Bit of a lurker in here for ages and hoping to hear some positive stories/experiences.
Married 2 years and am now 42, had chemical pregnancy in January 2017 and not a sniff of anything since. Tracking ovulation - regular cycles and positive opks every month and we’ve been having loads of good old unprotected sex but yet again no joy and last few months every time I get near to my period I’m convinced this is my month. This month I’m a day late (never happens) and nipples been killing me but negative test again. Costing a fortune!!!
Trying to keep upbeat and positive as when we married we were well aware of age and my attitude was “if it happens we’ll be delighted but no pressure” but now I’m feeling..... pressure! Feel like every month I’m failing my lovely husband and I know now im going to have to seek help which also terrifies me.

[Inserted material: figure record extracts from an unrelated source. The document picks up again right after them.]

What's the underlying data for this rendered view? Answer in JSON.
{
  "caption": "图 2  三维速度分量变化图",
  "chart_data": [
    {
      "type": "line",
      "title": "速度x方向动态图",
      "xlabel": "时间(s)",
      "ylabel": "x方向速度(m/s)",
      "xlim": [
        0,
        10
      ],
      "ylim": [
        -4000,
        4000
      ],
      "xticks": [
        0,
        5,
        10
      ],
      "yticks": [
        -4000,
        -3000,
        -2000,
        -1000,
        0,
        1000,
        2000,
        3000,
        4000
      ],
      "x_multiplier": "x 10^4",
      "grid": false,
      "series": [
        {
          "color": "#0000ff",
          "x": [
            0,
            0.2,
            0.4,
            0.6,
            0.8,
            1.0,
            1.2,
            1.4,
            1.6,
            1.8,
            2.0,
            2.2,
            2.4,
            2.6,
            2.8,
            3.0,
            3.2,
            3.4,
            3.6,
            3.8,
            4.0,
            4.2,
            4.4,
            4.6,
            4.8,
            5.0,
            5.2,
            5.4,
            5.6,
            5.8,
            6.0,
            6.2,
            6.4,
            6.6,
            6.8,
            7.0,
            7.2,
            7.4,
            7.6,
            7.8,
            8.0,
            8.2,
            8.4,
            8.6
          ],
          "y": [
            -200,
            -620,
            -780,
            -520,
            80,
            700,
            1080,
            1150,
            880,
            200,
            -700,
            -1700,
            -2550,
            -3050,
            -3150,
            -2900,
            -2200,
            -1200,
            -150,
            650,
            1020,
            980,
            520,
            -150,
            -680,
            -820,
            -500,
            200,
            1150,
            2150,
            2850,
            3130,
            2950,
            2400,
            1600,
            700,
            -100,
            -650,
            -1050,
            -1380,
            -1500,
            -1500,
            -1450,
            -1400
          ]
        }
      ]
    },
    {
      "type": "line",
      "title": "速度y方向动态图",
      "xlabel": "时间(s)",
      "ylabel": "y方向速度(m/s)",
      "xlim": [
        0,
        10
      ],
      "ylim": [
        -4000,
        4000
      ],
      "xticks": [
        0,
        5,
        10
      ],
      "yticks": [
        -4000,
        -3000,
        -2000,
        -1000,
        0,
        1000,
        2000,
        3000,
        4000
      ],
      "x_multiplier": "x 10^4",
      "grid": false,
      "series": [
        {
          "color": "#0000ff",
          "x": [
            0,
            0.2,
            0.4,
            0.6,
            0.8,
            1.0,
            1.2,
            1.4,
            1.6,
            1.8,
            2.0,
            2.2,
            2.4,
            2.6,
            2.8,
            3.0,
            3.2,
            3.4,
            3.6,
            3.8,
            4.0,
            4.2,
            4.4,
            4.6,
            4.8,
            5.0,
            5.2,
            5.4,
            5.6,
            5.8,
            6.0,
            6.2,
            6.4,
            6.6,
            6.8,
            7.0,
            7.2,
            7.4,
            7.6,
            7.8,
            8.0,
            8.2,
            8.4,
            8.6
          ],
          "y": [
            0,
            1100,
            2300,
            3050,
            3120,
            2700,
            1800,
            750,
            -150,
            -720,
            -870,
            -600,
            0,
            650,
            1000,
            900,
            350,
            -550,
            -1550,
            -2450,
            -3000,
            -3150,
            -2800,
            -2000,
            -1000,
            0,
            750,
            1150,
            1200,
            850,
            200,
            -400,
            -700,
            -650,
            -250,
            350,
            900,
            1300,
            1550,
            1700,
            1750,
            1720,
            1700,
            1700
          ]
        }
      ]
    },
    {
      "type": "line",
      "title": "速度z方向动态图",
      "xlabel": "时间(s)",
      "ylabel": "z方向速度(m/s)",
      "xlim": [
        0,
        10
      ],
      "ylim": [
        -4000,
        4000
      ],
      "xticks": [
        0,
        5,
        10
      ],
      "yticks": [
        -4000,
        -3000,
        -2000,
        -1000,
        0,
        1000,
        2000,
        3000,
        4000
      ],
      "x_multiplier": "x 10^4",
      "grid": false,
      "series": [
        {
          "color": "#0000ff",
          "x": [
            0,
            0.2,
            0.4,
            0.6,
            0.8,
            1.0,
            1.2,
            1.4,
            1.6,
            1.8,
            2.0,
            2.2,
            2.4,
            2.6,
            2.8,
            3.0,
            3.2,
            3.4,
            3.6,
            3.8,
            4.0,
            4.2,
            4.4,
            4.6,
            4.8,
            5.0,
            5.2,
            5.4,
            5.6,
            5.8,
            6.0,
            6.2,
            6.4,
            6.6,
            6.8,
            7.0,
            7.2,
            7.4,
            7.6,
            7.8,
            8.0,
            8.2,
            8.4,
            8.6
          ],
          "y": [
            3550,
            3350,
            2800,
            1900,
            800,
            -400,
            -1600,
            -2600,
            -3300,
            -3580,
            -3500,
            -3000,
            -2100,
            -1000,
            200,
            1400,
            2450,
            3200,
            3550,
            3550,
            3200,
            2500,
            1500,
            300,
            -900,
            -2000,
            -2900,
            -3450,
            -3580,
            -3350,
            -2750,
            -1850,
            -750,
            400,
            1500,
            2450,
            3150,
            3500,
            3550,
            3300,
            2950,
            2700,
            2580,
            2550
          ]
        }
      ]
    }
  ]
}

Just sharing this on here makes it seem property real. Feel pathetic. Talk to my husband and he’s so keen for us to have a wee one and I’m scared it will never happen and worry he’ll regret being married to me when he could have met someone younger and more fertile. I am starting to feel like he’s been tricked!
I can’t share with any of my friends, they have wee ones and have no idea that I’m struggling to keep a brave face on. Think they just assume I never ever wanted a family, when it just took me til 39 to meet the right guy.
I know there are so many others in the same or in a similar boat and I’m trying not to lose heart. I’ve so much to be thankful for but I can’t help feeling selfish and wishing it was our turn.